Para parte da cúpula, isso poderia se dar tanto para atrapalhar a gestão petista quanto para esconder possíveis desmandos do governo atual.

Com ajuda de servidores. Tentar minimizar os danos, o partido já tem articulado com servidores de carreira de diferentes ministérios —incluindo funcionários que estavam nas pastas desde as gestões petistas (2003-2016)— para saber a real situação dos órgãos.

Segundo fontes ligadas ao partido, isso tem acontecido desde o meio do ano de forma orgânica. Em grupos de WhatsApp, servidores preocupados têm procurado lideranças petistas para se oferecer para ajudar a evitar possíveis boicotes.

O objetivo do partido é que, até dezembro, eles tenham informações de todos os 23 ministérios caso a gestão Bolsonaro de fato complique.

Educação preocupa. Com diferentes trocas no comando e envolvido em supostos esquemas de corrupção, o MEC (Ministério da Educação) também levanta preocupação para o processo de transição. Entre os servidores de carreira, com perfil técnico, há receio de como as próximas etapas serão feitas e até mesmo se o trabalho será paralisado com o objetivo de atrapalhar o futuro governo.

Ao longo do governo Bolsonaro, especialistas apontaram desmonte na pasta e em outras áreas do ministério, como o Inep (Instituto Nacional de Estudos e Pesquisas Educacionais), responsável pelo Enem, e o FNDE (Fundo Nacional de Desenvolvimento da Educação), responsável por orçamento bilionário.
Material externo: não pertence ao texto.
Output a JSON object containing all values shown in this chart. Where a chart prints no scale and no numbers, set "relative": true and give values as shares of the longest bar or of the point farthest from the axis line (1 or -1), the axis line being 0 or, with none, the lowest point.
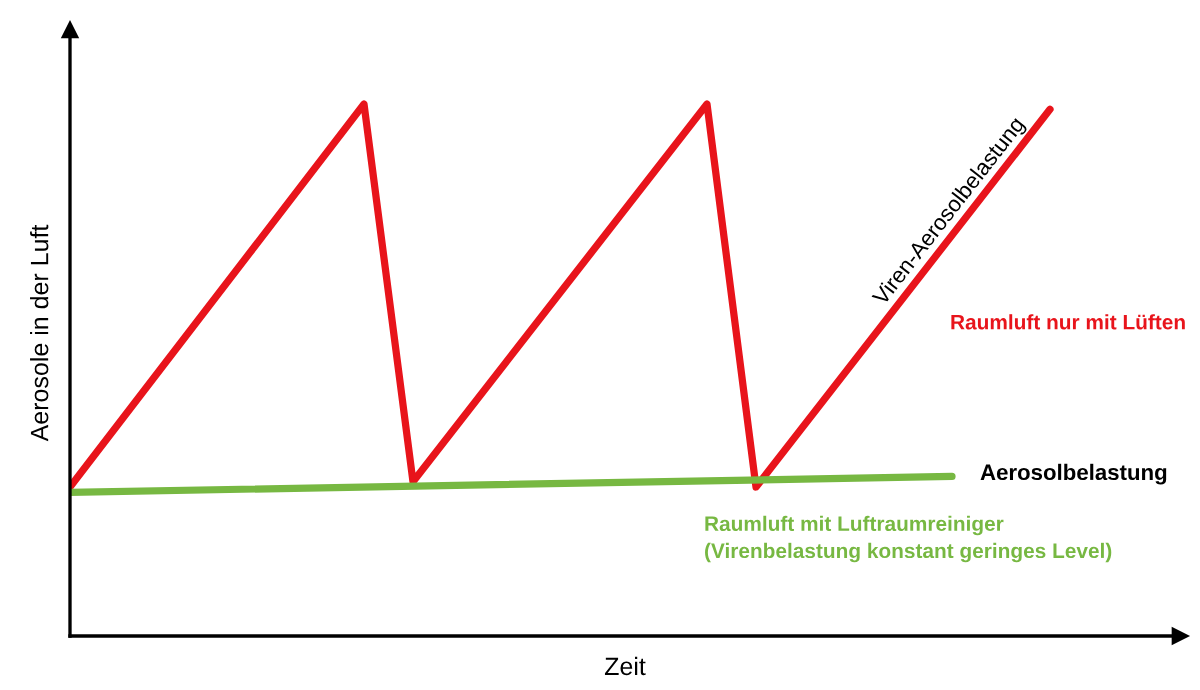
{
  "chart_data": {
    "type": "line",
    "relative": true,
    "xlabel": "Zeit",
    "ylabel": "Aerosole in der Luft",
    "categories": [
      null,
      null,
      null,
      null,
      null,
      null,
      null,
      null,
      null,
      null,
      null,
      null,
      null,
      null,
      null,
      null,
      null,
      null,
      null,
      null,
      null
    ],
    "legend": false,
    "marker": "none",
    "line_style": "solid",
    "series": [
      {
        "name": "Raumluft nur mit Lüften",
        "color": "#e8141b",
        "values": [
          0.28,
          null,
          null,
          null,
          null,
          null,
          1,
          0.29,
          null,
          null,
          null,
          null,
          null,
          1,
          0.28,
          null,
          null,
          null,
          null,
          null,
          0.99
        ]
      },
      {
        "name": "Raumluft mit Luftraumreiniger\n(Virenbelastung konstant geringes Level)",
        "color": "#77b842",
        "values": [
          0.27,
          null,
          null,
          null,
          null,
          null,
          null,
          null,
          null,
          null,
          null,
          null,
          null,
          null,
          null,
          null,
          null,
          null,
          0.3,
          null,
          null
        ]
      }
    ],
    "annotations": [
      "Viren-Aerosolbelastung",
      "Aerosolbelastung"
    ]
  }
}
Um servidor ouvido pela reportagem disse que "existe uma eletricidade no ar". No Inep, a preocupação é menor, porque o instituto é presidido atualmente por um servidor de carreira. O órgão é responsável por dados educacionais de todo o Brasil.

Sob o comando do vice. Para a formulação da transição, os dois grupos elegem um coordenador de equipe para concentrar o diálogo e fazer as tratativas. No PT, o nome mais forte é de Alckmin.

O ex-ministro Aloizio Mercadante (PT), que coordenou o plano de governo da campanha, também é cogitado, mas há a avaliação de que Alckmin, com seu perfil de centro, é a figura perfeita para representar o governo de coalizão que os petistas estão se propondo.

O nome deverá ser anunciado entre hoje e amanhã (2).